Die Regelungen zielen außerdem auf eine möglichst emissionsarme Energieversorgung unter Nutzung von Photovoltaik, Nahwärme und Geothermie ab. Gesichert wird mit ihm unter anderem auch die Qualität der Grün- und Freiflächen, dabei nicht zuletzt der Landschaftstreppe als zentrales Element des städtebaulichen und landschaftsplanerischen Entwurfs, sowie die Artenschutzerfordernisse, die in den Planungen von Anfang an einen wichtigen Rang einnahmen.

Darüber hinaus greift der städtebauliche Vertrag die Fragestellungen der Schaffung von Sozial- und Bildungsinfrastruktur mit Schule, Jugendzentrum und zwei Kitas sowie eines Nahversorgungsangebots auf. Er legt auch fest, dass die städtischen Ziele zur Schaffung von Wohnraum für Menschen mit geringem oder mittlerem Einkommen exakt umgesetzt und auch innovative gemeinschaftliche Wohnformen ihren Platz finden werden.
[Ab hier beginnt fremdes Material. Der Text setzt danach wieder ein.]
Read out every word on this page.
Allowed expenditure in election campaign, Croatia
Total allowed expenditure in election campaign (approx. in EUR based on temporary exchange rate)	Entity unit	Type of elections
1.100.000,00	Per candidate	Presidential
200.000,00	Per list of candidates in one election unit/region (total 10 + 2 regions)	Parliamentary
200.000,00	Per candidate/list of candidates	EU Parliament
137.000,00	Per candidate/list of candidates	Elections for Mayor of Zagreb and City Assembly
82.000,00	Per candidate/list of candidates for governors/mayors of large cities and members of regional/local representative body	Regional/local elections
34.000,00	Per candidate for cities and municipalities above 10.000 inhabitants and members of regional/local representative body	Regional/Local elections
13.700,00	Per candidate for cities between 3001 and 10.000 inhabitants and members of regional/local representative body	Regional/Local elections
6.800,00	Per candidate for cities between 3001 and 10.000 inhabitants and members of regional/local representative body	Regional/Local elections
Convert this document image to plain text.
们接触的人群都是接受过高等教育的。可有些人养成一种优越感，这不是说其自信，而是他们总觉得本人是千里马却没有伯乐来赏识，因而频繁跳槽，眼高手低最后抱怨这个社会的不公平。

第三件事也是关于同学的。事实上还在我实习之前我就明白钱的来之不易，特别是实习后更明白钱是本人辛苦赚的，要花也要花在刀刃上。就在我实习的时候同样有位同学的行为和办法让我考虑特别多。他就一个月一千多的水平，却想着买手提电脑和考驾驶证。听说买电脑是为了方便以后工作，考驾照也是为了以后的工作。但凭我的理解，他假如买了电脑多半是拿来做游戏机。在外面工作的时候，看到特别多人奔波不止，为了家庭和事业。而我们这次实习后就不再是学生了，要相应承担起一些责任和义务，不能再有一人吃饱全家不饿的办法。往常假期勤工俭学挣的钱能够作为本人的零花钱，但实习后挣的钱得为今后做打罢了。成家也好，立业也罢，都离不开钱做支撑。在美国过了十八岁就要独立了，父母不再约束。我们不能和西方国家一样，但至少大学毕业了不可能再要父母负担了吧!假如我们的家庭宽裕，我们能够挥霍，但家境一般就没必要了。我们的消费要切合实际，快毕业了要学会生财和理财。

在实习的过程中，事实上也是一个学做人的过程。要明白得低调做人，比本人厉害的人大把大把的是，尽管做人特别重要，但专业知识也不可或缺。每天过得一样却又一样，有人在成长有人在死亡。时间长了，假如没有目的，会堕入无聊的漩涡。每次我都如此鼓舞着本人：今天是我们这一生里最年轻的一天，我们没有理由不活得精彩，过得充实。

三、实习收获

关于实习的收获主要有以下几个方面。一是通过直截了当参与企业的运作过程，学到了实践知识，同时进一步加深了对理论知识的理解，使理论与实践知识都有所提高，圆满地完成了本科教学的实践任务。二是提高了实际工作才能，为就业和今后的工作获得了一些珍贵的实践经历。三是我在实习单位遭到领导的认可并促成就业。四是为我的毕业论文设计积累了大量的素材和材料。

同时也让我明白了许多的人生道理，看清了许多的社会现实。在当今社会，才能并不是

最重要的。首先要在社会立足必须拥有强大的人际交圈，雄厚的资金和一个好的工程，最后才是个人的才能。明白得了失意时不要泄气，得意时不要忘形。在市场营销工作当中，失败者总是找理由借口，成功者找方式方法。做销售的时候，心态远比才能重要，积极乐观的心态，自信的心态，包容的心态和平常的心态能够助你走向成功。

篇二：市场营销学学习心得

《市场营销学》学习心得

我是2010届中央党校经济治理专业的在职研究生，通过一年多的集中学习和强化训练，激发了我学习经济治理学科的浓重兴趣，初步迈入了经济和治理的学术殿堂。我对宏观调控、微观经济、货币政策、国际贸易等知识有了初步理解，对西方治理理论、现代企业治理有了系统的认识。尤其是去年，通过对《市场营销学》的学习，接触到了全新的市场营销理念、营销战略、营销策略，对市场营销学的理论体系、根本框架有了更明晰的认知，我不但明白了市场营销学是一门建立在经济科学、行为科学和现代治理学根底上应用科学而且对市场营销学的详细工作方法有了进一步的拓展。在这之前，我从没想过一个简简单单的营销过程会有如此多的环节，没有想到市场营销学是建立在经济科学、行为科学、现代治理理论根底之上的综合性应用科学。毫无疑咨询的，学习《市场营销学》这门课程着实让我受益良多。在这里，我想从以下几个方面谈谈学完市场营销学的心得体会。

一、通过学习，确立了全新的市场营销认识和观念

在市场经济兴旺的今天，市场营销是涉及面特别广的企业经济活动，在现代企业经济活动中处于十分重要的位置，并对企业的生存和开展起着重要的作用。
Die bauverein AG hat, in Abstimmung mit der Wissenschaftsstadt Darmstadt, die ehemalige Cambrai-Fritsch-Kaserne / Jefferson Siedlung von der Bundesanstalt für Immobilienaufgaben (BImA) erworben und nimmt für die Stadt die kommunale Erstzugriffsoption bei der BImA wahr. Mit dem Abschluss des Kaufvertrages zwischen der BImA und der von der Wissenschaftsstadt Darmstadt zum Kauf ermächtigten Bauverein-Tochter BVD New Living am 16. Januar 2019, wurde der Weg für die Entwicklung der Konversionsflächen östlich der Heidelberger Straße freigemacht. Der Stadtteil soll künftig einmal 3.000 Menschen beherbergen. Für sie sollen dort in den nächsten Jahren rund 1.400 Wohnungen errichtet werden. 25 Prozent der neuen Wohnungen sollen gefördert und 20 Prozent für Empfänger mittlerer Einkommen reserviert werden. Bis zu zehn Prozent der Wohnungen werden zudem für Sonderwohnformen und Wohnprojekte bereitgestellt. Die vom Bund in Aussicht gestellte Verbilligungsrichtlinie bei der Umsetzung von sozial gefördertem Wohnungsbau wurde durch die BVD NL in Anspruch genommen.